This is also the time of day when the parents realize that Lucy has probably not made it through the winter storm. Unfortunate death of the little girl in the end of the poem and then keeping her alive in the hearts with the help of supernatural elements is the very own style of Wordsworth. Lucy admits that the house is pretty rad, but she doesn't want Mariah to think she's too excited about it. All the Natural objects took their beauty from Lucy. His poetry according to the poet was made for the common folk and as such was written in a simple language using as far as practicable colloquial diction. The storm came on before its time: She wandered up and down; 30 And many a hill did Lucy climb: But never reached the town.
In this poem the poet depicts the life of a lonely girl who lived in a house in a valley with her father and mother. When the storm was over and she did not return her parents started searching for her. Nature said that Lucy and she would be one. The reader's experience of Lucy is filtered through the narrator's perception. William Wordsworth, His Life, Works, and Influence. The imagery consists of three images only. Stanza 13 And then an open field they crossed: The marks were still the same; They tracked them on, nor ever lost; And to the bridge they came.
They found that in the middle of the bridge a plank had been broken and there after the foot prints were not seen.
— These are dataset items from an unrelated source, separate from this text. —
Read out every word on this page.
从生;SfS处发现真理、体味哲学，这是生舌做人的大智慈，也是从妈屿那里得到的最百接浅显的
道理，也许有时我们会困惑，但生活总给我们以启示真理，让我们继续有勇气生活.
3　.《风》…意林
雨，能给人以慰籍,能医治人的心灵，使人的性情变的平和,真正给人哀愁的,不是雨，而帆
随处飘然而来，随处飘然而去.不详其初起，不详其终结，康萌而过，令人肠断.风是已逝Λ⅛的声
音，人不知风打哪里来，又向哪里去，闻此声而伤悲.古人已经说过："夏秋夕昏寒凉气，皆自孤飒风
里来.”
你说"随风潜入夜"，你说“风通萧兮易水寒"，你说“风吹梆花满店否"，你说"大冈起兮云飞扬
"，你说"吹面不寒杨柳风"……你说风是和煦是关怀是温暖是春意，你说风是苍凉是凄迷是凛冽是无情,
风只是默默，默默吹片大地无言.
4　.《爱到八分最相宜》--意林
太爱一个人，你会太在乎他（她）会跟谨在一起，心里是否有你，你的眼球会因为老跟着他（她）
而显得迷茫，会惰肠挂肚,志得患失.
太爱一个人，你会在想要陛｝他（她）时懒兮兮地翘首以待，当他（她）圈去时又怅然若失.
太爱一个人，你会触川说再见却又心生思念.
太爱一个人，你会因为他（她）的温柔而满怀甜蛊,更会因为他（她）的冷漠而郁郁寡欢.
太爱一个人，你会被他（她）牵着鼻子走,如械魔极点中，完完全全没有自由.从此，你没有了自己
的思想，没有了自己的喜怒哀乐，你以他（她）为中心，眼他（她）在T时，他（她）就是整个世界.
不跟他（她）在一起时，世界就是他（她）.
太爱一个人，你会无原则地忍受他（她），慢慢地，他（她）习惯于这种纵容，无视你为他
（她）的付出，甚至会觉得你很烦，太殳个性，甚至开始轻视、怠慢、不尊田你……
From the table of contents, however, we are informed by the author that it is about 'A Slumber;' for this is the actual title which he has condescended to give it, to put us out of pain as to what it is about. Then downwards from the steep hill's edge They tracked the footmarks small; And through the broken hawthorn hedge, And by the long stone-wall; And then an open field they crossed: The marks were still the same; 50 They tracked them on, nor ever lost; And to the bridge they came. I have used the word pain, but uneasiness and heat are words which more accurately express my feelings. Lucy Gray first appeared in a collection of poems by William Wordsworth and Samuel Coleridge known as Lyrical Ballads in 1800. The Modern Language Review 61.
His poems can also be seen as meditations on the fundamental character of the natural world. In the same letter, Wordsworth complained that: As I have had no books I have been obliged to write in self-defense. The 'bridge' which symbolizes the transition from one state to other, for e. Although nature shapes Lucy over time and she is seen as part of nature herself, the poem shifts abruptly when she dies. Thy mornings show'd, thy nights conceal'd, The bowers where Lucy play'd; And thine too is the last green field That Lucy's eyes survey'd. All that can be gathered about Lucy from his poems suggest that she represents more than one person, and that she is the combined representation of all the people that Wordsworth had loved and lost. Stanza 10 At day-break on a hill they stood That overlooked the moor; And thence they saw the bridge of wood, A furlong from their door.
Thus through this poem he might be trying to say that in the materialistic world of visual realism the spirit of innocence has little place to survive. The poet describes that when Lucy died she left him to that quiet scene alone Posted on 2016-01-28 by a guest. Although Wordsworth sought emotional support from his sister, their relationship remained strained throughout their time in Germany. You can help us out by revising, improving and updating this section. The next morning they search near a bridge which is not very far away from their house and finally see the small footprints of their daughter.
The storm came on before its time: She wandered up and down; And many a hill did Lucy climb: But never reached the town. The dearest child of the nature was gone. You yet may spy the fawn at play, The hare upon the green; 10 But the sweet face of Lucy Gray Will never more be seen. William Wordsworth A Biography: The Early Years 1770—1803. Coleridge's financial means allowed him to entertain lavishly and to seek the company of nobles and intellectuals; Wordsworth's limited wealth constrained him to a quiet and modest life. Wordsworth further progress by adding that one can get a chance to see a fawn or a rabbit while passing through those valleys which are usually hard to trace but you will never be able to see the innocent face of Lucy Gray.
Nor will I quit thy shore A second time; for still I seem To love thee more and more. Death of an innocent lonely child hits reader deep and leaves an impact of sorrow. William Wordsworth 1770- 1850 Wordsworth, popularly known as the poet of nature was born in the Lake District in northwest England. Oft I had heard of Lucy Gray, And when I cross'd the Wild, I chanc'd to see at break of day The solitary Child. Unfortunately, the storm appeared as soon as Lucy left for the town. They describe a variety of relationships between humanity and nature.
Parody also appears in the 1888 murder-mystery reading of the poem by Victorian author 1835—1902. They follow the foot prints in the snow down a hill, through a hedge, down a stone-wall, across a field, and over to a bridge. Coleridge had yet to join the siblings in Germany, and Wordsworth's separation from his friend depressed him. On a deeper level, the bridge where she vanished has a symbolic meaning. Among the mountains did I feel The joy of my desire; And she I cherish'd turn'd her wheel Beside an English fire.